Years ago while sitting on Austin Stokes' couch I gazed upon the movie SLC Punk!
I thought about how that was my city and how that could be me, I was a punk rocker once, we all go through that stage in this time of fashion regression. Salt Lake is my city... now anyway.

I thought I looked a lot like Heroin Bob. especially with a Mohawk. I thought as Austin as Stevo because he had blue hair. Mike was Hardcore Mike, but for different reasons than the movies. Steve seemed to be Stevo, we even called him stevo.

But i looked at the screen and hoped to god that their friend Shawn, who ended up as a panhandler, would never be someone I knew. If I walked down the street and ran into someone I had known once and saw that they were so down that they had to beg for money.

Last week It happened. I went to lunch with Richard from work. He knew the multi-millionaire and I knew the bum.

the next day I stopped to talk to him about what was going on. I had to face it. I had to face the real world

Fuck him for ruining my wishes. I gave him $5 and wished him good luck.

there is nothing else i can do.

you do this to yourself you do. that's why it rally hurts

Monday, May 28, 2007

die Möbel

A piece of furniture can change your life forever. It can effect more people than which it can hold.

Wednesday, May 16, 2007

You Are Who You Are...

"But your Colin Roe Ledbetter." I was told in a phone call. That was her way of saying you are who you are and thats why you get away with what you do/ why we put up with it.

I just called to say I hate boys," she says "I met a boy. He is like you, except he isn't charming and not as cute, he has no talent and he does drugs. So he is really nothing like you at all."

I can tell you that I had many love affairs during my first two years of college. Starting the Summer after I graduated High School. There were a few things going through my head: all my friends lived in our home town, I was in SLC / My last relationship ended weird and I didn't know how I felt about dating, although I still like being with girls.

In many cases I could have had a great relationship with any of the girls I saw in those two years. But I never could explain myself. So I went through them like I do with PEZ. Once that package is open I have one right after another. and sometimes 2 at once. sometimes I wash them down with chocolate sauce.

But the difference between Pez and women, there are many, but you can't hurt PEZ'z feeling. I led many people in to closer and closer relationships with me. but then would change from lemon to strawberry.

There was no excuse for what I did. but there is also no way for me to take it back. and no one should be able to mess with someones emotions. I did inadvertently, blindly. I almost still do it. but a few people pointed it out to me early on and I have been able to notice my actions and prevent past mistakes again.

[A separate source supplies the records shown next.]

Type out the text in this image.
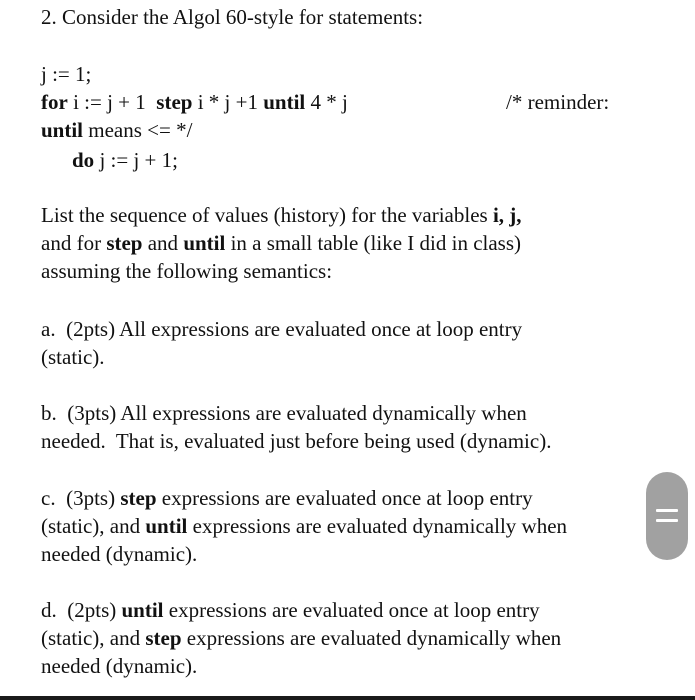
2. Consider the Algol 60-style for statements:
j := 1;
for i := j + 1  step i * j +1 until 4 * j	/* reminder:
until means <= */
do j := j + 1;
List the sequence of values (history) for the variables i, j,
and for step and until in a small table (like I did in class)
assuming the following semantics:
a.  (2pts) All expressions are evaluated once at loop entry
(static).
b.  (3pts) All expressions are evaluated dynamically when
needed.  That is, evaluated just before being used (dynamic).
c.  (3pts) step expressions are evaluated once at loop entry
(static), and until expressions are evaluated dynamically when
needed (dynamic).
d.  (2pts) until expressions are evaluated once at loop entry
(static), and step expressions are evaluated dynamically when
needed (dynamic).
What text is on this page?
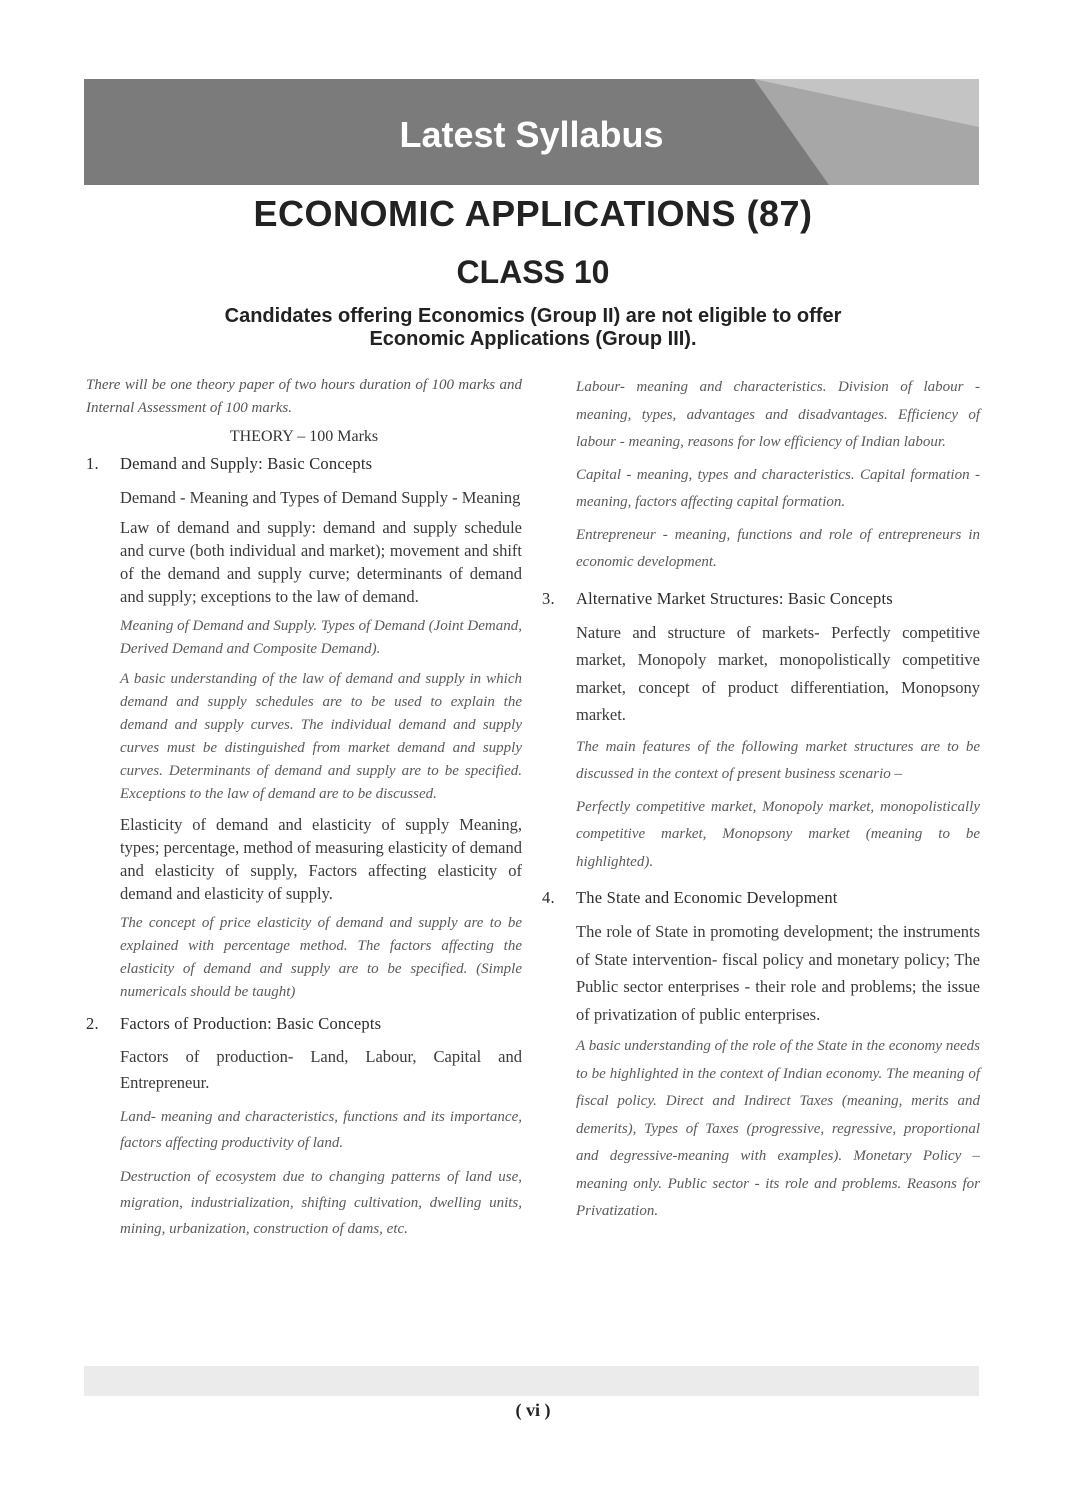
Latest Syllabus
ECONOMIC APPLICATIONS (87)
CLASS 10
Candidates offering Economics (Group II) are not eligible to offer
Economic Applications (Group III).

There will be one theory paper of two hours duration of 100 marks and Internal Assessment of 100 marks.

THEORY – 100 Marks

1.	Demand and Supply: Basic Concepts

Demand - Meaning and Types of Demand Supply - Meaning

Law of demand and supply: demand and supply schedule and curve (both individual and market); movement and shift of the demand and supply curve; determinants of demand and supply; exceptions to the law of demand.

Meaning of Demand and Supply. Types of Demand (Joint Demand, Derived Demand and Composite Demand).

A basic understanding of the law of demand and supply in which demand and supply schedules are to be used to explain the demand and supply curves. The individual demand and supply curves must be distinguished from market demand and supply curves. Determinants of demand and supply are to be specified. Exceptions to the law of demand are to be discussed.

Elasticity of demand and elasticity of supply Meaning, types; percentage, method of measuring elasticity of demand and elasticity of supply, Factors affecting elasticity of demand and elasticity of supply.

The concept of price elasticity of demand and supply are to be explained with percentage method. The factors affecting the elasticity of demand and supply are to be specified. (Simple numericals should be taught)

2.	Factors of Production: Basic Concepts

Factors of production- Land, Labour, Capital and Entrepreneur.

Land- meaning and characteristics, functions and its importance, factors affecting productivity of land.

Destruction of ecosystem due to changing patterns of land use, migration, industrialization, shifting cultivation, dwelling units, mining, urbanization, construction of dams, etc.

Labour- meaning and characteristics. Division of labour - meaning, types, advantages and disadvantages. Efficiency of labour - meaning, reasons for low efficiency of Indian labour.

Capital - meaning, types and characteristics. Capital formation - meaning, factors affecting capital formation.

Entrepreneur - meaning, functions and role of entrepreneurs in economic development.

3.	Alternative Market Structures: Basic Concepts

Nature and structure of markets- Perfectly competitive market, Monopoly market, monopolistically competitive market, concept of product differentiation, Monopsony market.

The main features of the following market structures are to be discussed in the context of present business scenario –

Perfectly competitive market, Monopoly market, monopolistically competitive market, Monopsony market (meaning to be highlighted).

4.	The State and Economic Development

The role of State in promoting development; the instruments of State intervention- fiscal policy and monetary policy; The Public sector enterprises - their role and problems; the issue of privatization of public enterprises.

A basic understanding of the role of the State in the economy needs to be highlighted in the context of Indian economy. The meaning of fiscal policy. Direct and Indirect Taxes (meaning, merits and demerits), Types of Taxes (progressive, regressive, proportional and degressive-meaning with examples). Monetary Policy – meaning only. Public sector - its role and problems. Reasons for Privatization.

( vi )
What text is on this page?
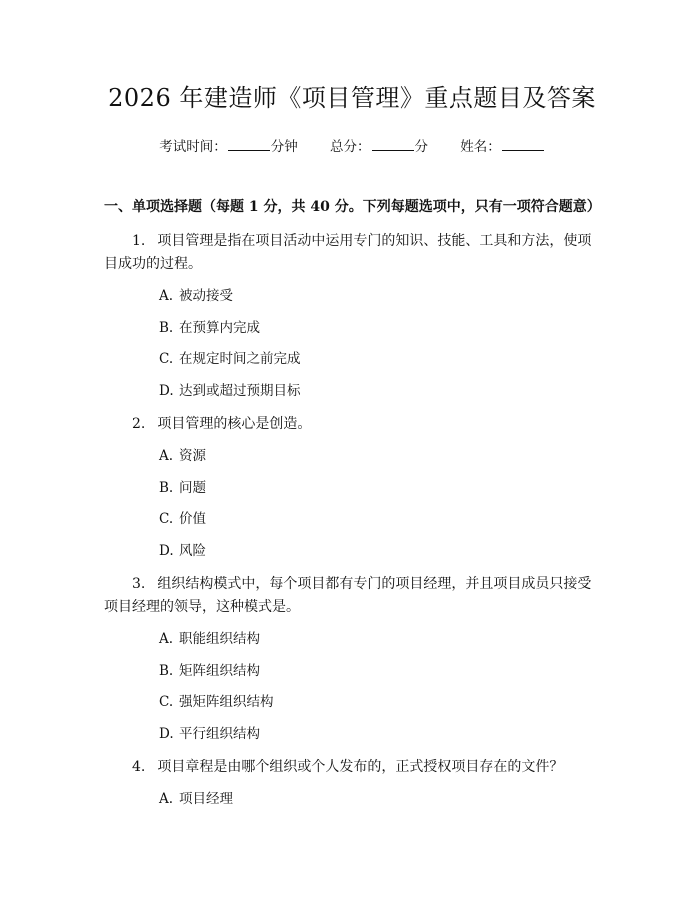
2026 年建造师《项目管理》重点题目及答案
考试时间：	分钟 总分：	分 姓名：
一、单项选择题（每题 1 分，共 40 分。下列每题选项中，只有一项符合题意）
1. 项目管理是指在项目活动中运用专门的知识、技能、工具和方法，使项目成功的过程。
A. 被动接受
B. 在预算内完成
C. 在规定时间之前完成
D. 达到或超过预期目标
2. 项目管理的核心是创造。
A. 资源
B. 问题
C. 价值
D. 风险
3. 组织结构模式中，每个项目都有专门的项目经理，并且项目成员只接受项目经理的领导，这种模式是。
A. 职能组织结构
B. 矩阵组织结构
C. 强矩阵组织结构
D. 平行组织结构
4. 项目章程是由哪个组织或个人发布的，正式授权项目存在的文件？
A. 项目经理
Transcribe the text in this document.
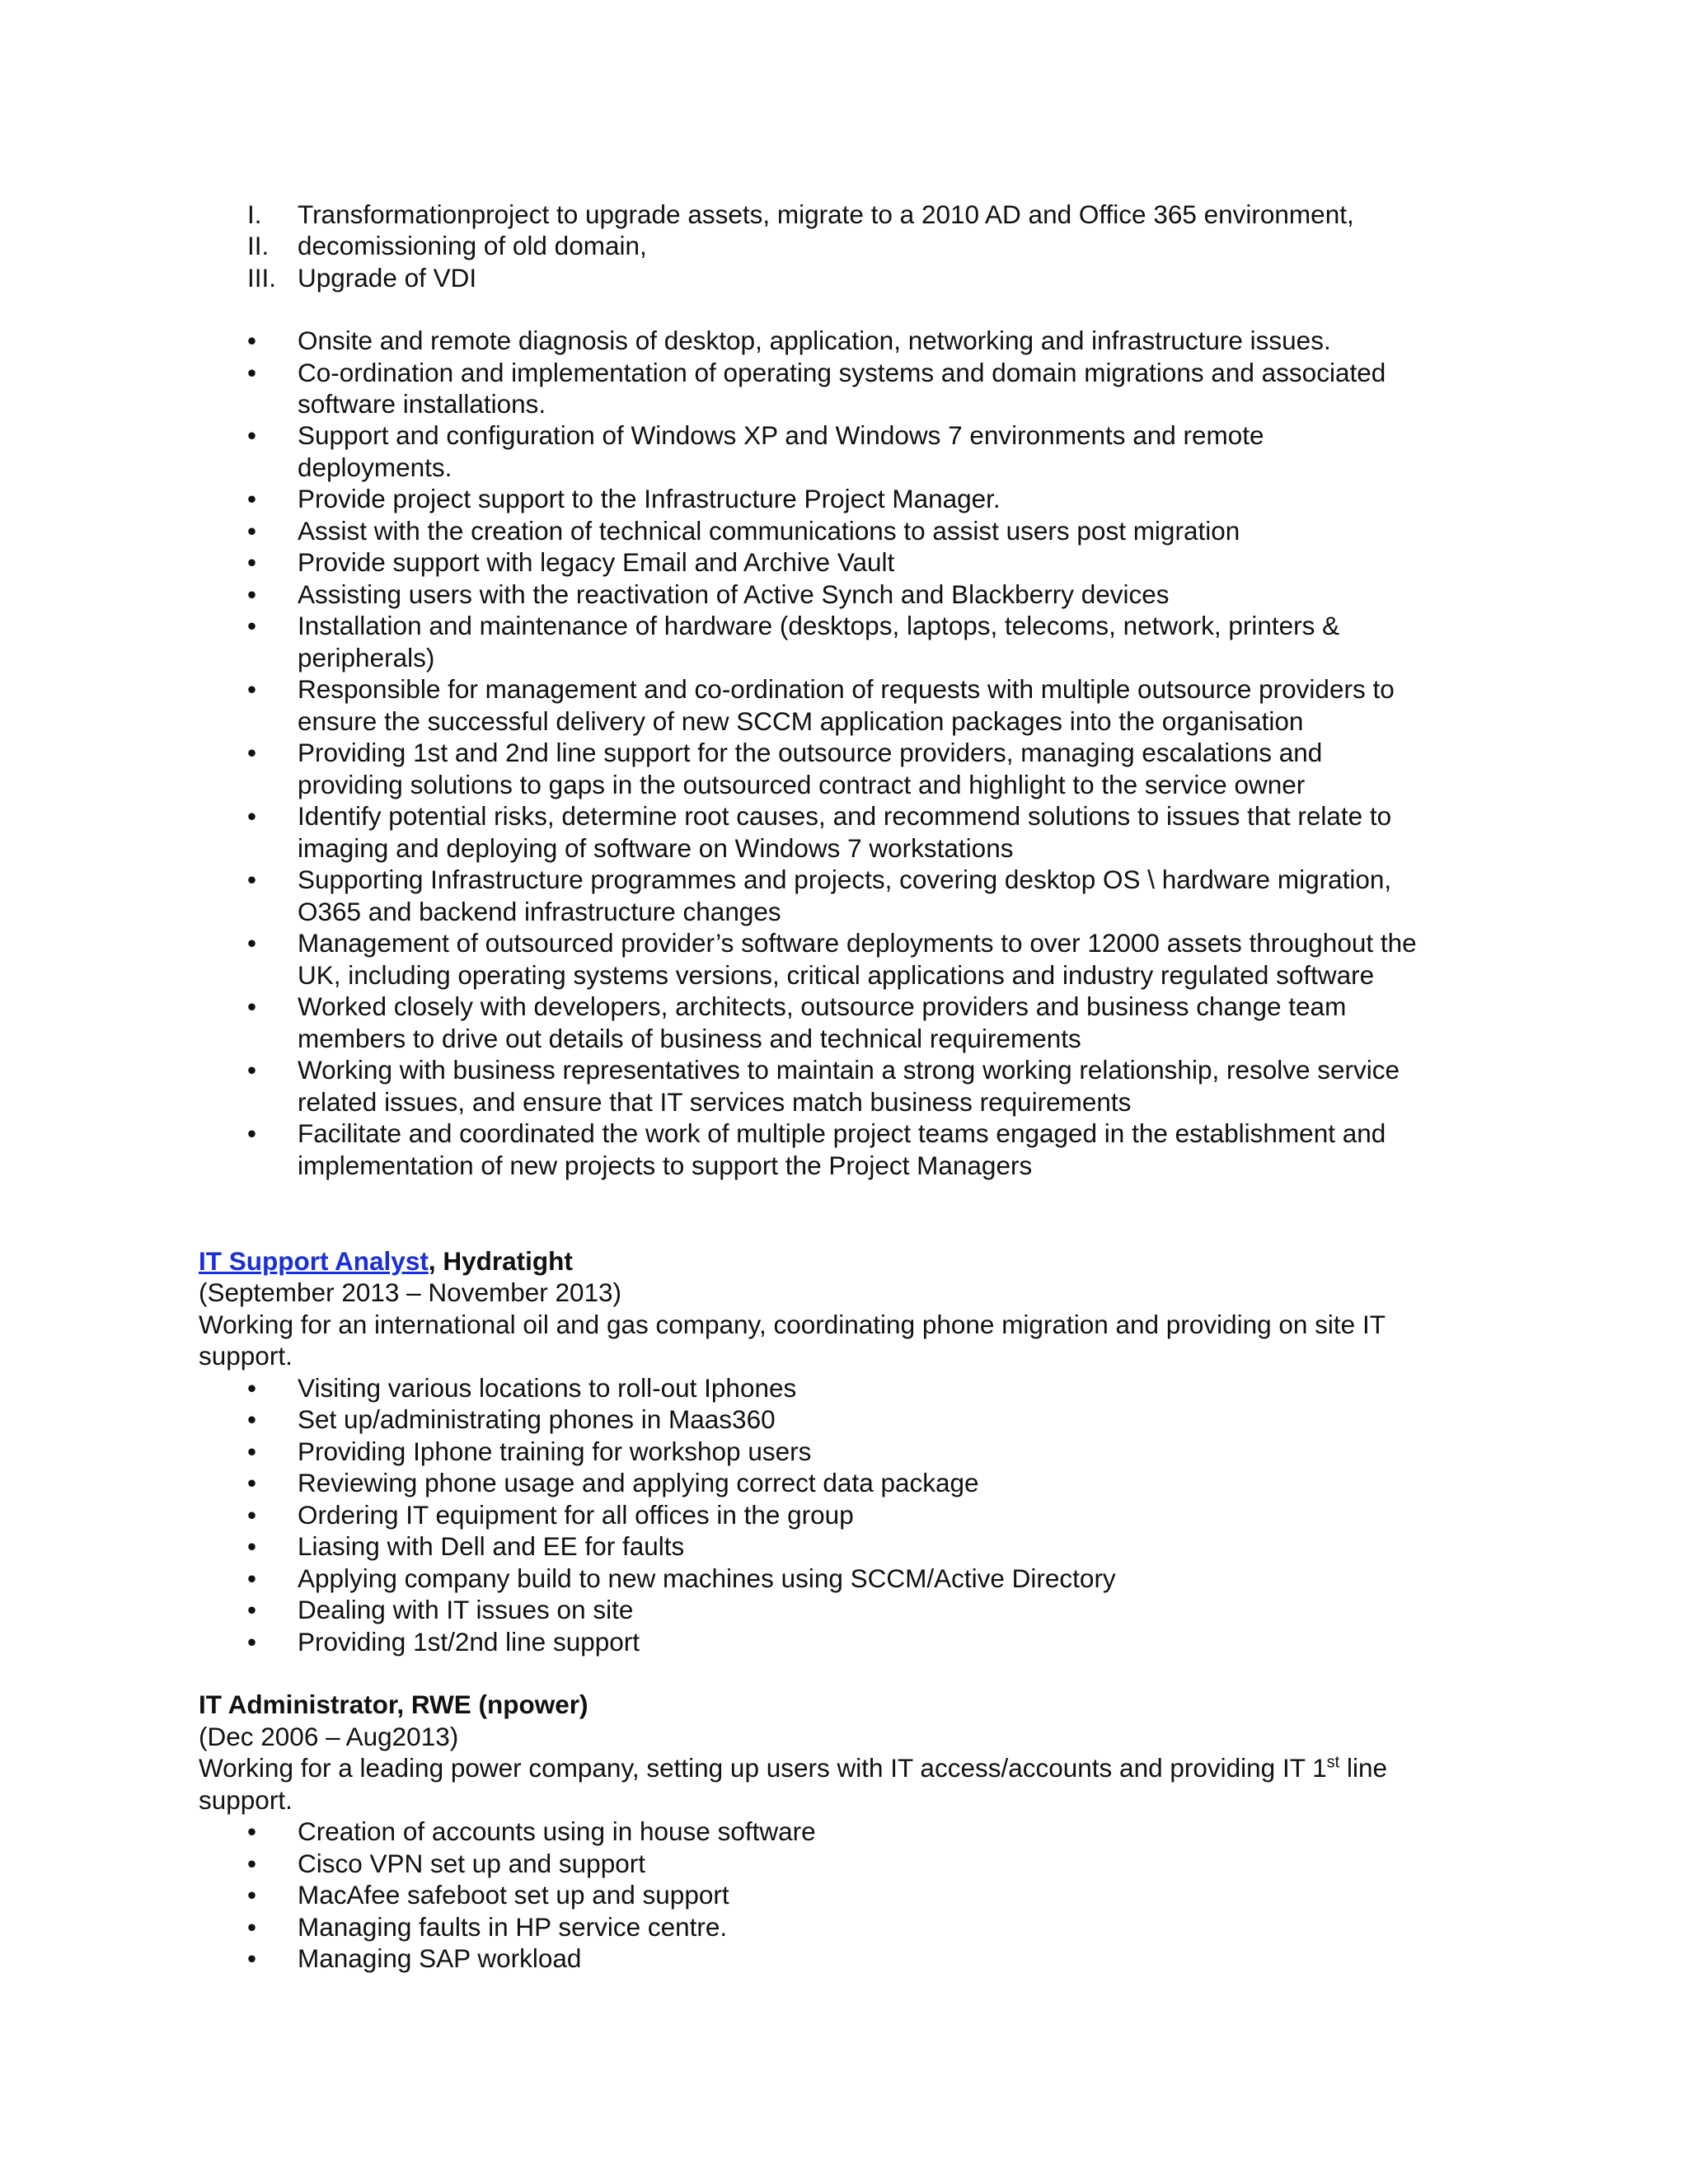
I. Transformationproject to upgrade assets, migrate to a 2010 AD and Office 365 environment,
II. decomissioning of old domain,
III. Upgrade of VDI
• Onsite and remote diagnosis of desktop, application, networking and infrastructure issues.
• Co-ordination and implementation of operating systems and domain migrations and associated
software installations.
• Support and configuration of Windows XP and Windows 7 environments and remote
deployments.
• Provide project support to the Infrastructure Project Manager.
• Assist with the creation of technical communications to assist users post migration
• Provide support with legacy Email and Archive Vault
• Assisting users with the reactivation of Active Synch and Blackberry devices
• Installation and maintenance of hardware (desktops, laptops, telecoms, network, printers &
peripherals)
• Responsible for management and co-ordination of requests with multiple outsource providers to
ensure the successful delivery of new SCCM application packages into the organisation
• Providing 1st and 2nd line support for the outsource providers, managing escalations and
providing solutions to gaps in the outsourced contract and highlight to the service owner
• Identify potential risks, determine root causes, and recommend solutions to issues that relate to
imaging and deploying of software on Windows 7 workstations
• Supporting Infrastructure programmes and projects, covering desktop OS \ hardware migration,
O365 and backend infrastructure changes
• Management of outsourced provider’s software deployments to over 12000 assets throughout the
UK, including operating systems versions, critical applications and industry regulated software
• Worked closely with developers, architects, outsource providers and business change team
members to drive out details of business and technical requirements
• Working with business representatives to maintain a strong working relationship, resolve service
related issues, and ensure that IT services match business requirements
• Facilitate and coordinated the work of multiple project teams engaged in the establishment and
implementation of new projects to support the Project Managers
IT Support Analyst, Hydratight
(September 2013 – November 2013)
Working for an international oil and gas company, coordinating phone migration and providing on site IT
support.
• Visiting various locations to roll-out Iphones
• Set up/administrating phones in Maas360
• Providing Iphone training for workshop users
• Reviewing phone usage and applying correct data package
• Ordering IT equipment for all offices in the group
• Liasing with Dell and EE for faults
• Applying company build to new machines using SCCM/Active Directory
• Dealing with IT issues on site
• Providing 1st/2nd line support
IT Administrator, RWE (npower)
(Dec 2006 – Aug2013)
Working for a leading power company, setting up users with IT access/accounts and providing IT 1st line
support.
• Creation of accounts using in house software
• Cisco VPN set up and support
• MacAfee safeboot set up and support
• Managing faults in HP service centre.
• Managing SAP workload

I also took qualities and knowledge and I always tried to learn about women and how they think and why they think what they do. I love watching people and interacting with them. I think of every girl I know when I look at the girl I want to be with. Why go to the vanilla icecream shack when you can go to Baskin Robbins and try 32 flavors.

sometimes I miss one of them, sometimes I miss them all. sometimes just quirky things. even if I have a girl or if I am single I think about them all.

Just because my name flows well, and I am talented, charming and cute doesn't mean I should have the red carpet rolled out for me.

All my actions are coming back, karma.

"I hope everything is alright, and I think we should get coffee sometime" I say.
"Maybe," she says, "I hate you Colin. I hate you and I hate all boys. They are all the same. They are all like you. Don't forget, Colin, I hate you!"
"Ok. I like your random phone calls. Have a good day"
"I hate you, bye."

I am who I am. But I have changed. you all have helped me change for the better

Monday, May 07, 2007

Written in Cursive

In the last little while I have read a lot of Bukowski.
Charles Bukowski
- Factotum
-Book & Movie
- Pulp
- Post Office
- Women
- Ham On Rye



I am going to get Hollywood and the movie Barfly
and then read the War All The Time: Poems 1981-84

I bought a cd from Ken Sander's Rare Books of a reading done at the U of U on October 5, 1974 curing the Underwater Poetry Festival.

It is weird to hear his voice when I imagine his voice when I read it doesnt sound like Charles or like the way Matt Dillon it sound.